I was on a bus on my way to a party this past Saturday night when a guy, who happens to be Afrikaans, tapped my shoulder to ask if I were South African. It certainly was a lovely surprise. I asked how he had guessed. It was the accent, he said. Accent? I have always believed I had a neutral one, but as the Universe keeps revealing, apparently not. He, on the other hand, had an unmistakeable Afrikaans accent – the kind any white boy from Vereeniging would have. Listening to him, in Milan – the last place I’d expect to speak to an Afrikaner boy, was undoubtedly refreshing.
We spoke about his travels to the Eastern Cape and particularly Mthatha. He recalled fond memories of goats and cows on the road. His lady friend was illuminating besides him and nodding each time he spoke. She had joined him on one of these trips. I was so happy that by the end of that conversation, the muscles around my mouth ached… it had been a lovely chat. But when the bus reached their stop and we bid each other farewell, I began to think of how I had witnessed other friends being met with the same fate – meeting someone from their home country right in the chaos of Milan – and just how effortless it was for them to switch to their native language. It had always been beautiful to watch. This was not the case for us, and it bugged me somewhat.
South Africa, with eleven official languages, is a country with four groups of people – 1. those who only speak an indigenous language (their mother tongue); 2. those who speak more than one indigenous language; 3. those who speak one or more indigenous languages plus English and/or Afrikaans; and lastly, 4. those who only speak English and/or Afrikaans. Of course, many others also dabble on a foreign language or two. This boy, who was the highlight of my week, fell into the last category… and this is not entirely a surprise.
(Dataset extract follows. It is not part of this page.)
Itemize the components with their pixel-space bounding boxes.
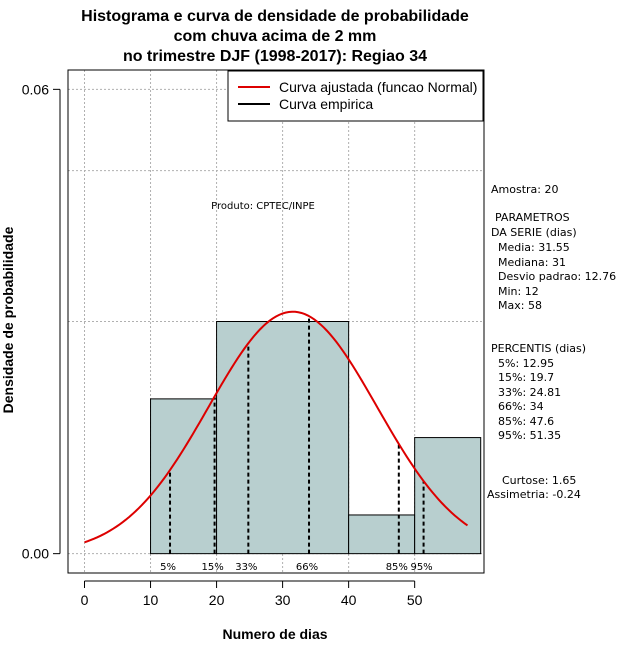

With our complicated history and battle with social-culture integration, language, the importance of language, and whose matters the most can all be sensitive issues for many people in SA, and understandably so. This affects a multitude of things, including our fragile education system. But without branching off into a political debate, I strongly believe that South Africans (especially English and Afrikaans native speakers) need to try harder and encourage themselves to learn a language other than English or Afrikaans. Kunini sazilum’ amalwimi sikhumsha! That’s just my two cents. After all, just yesterday the continent celebrated Africa Day – the 50th anniversary of the African Union. How are we to feel proud of this “unity” when certain languages seem to enjoy more importance and “relevance” over others? What are your thoughts about languages in South Africa, or in your country for that matter?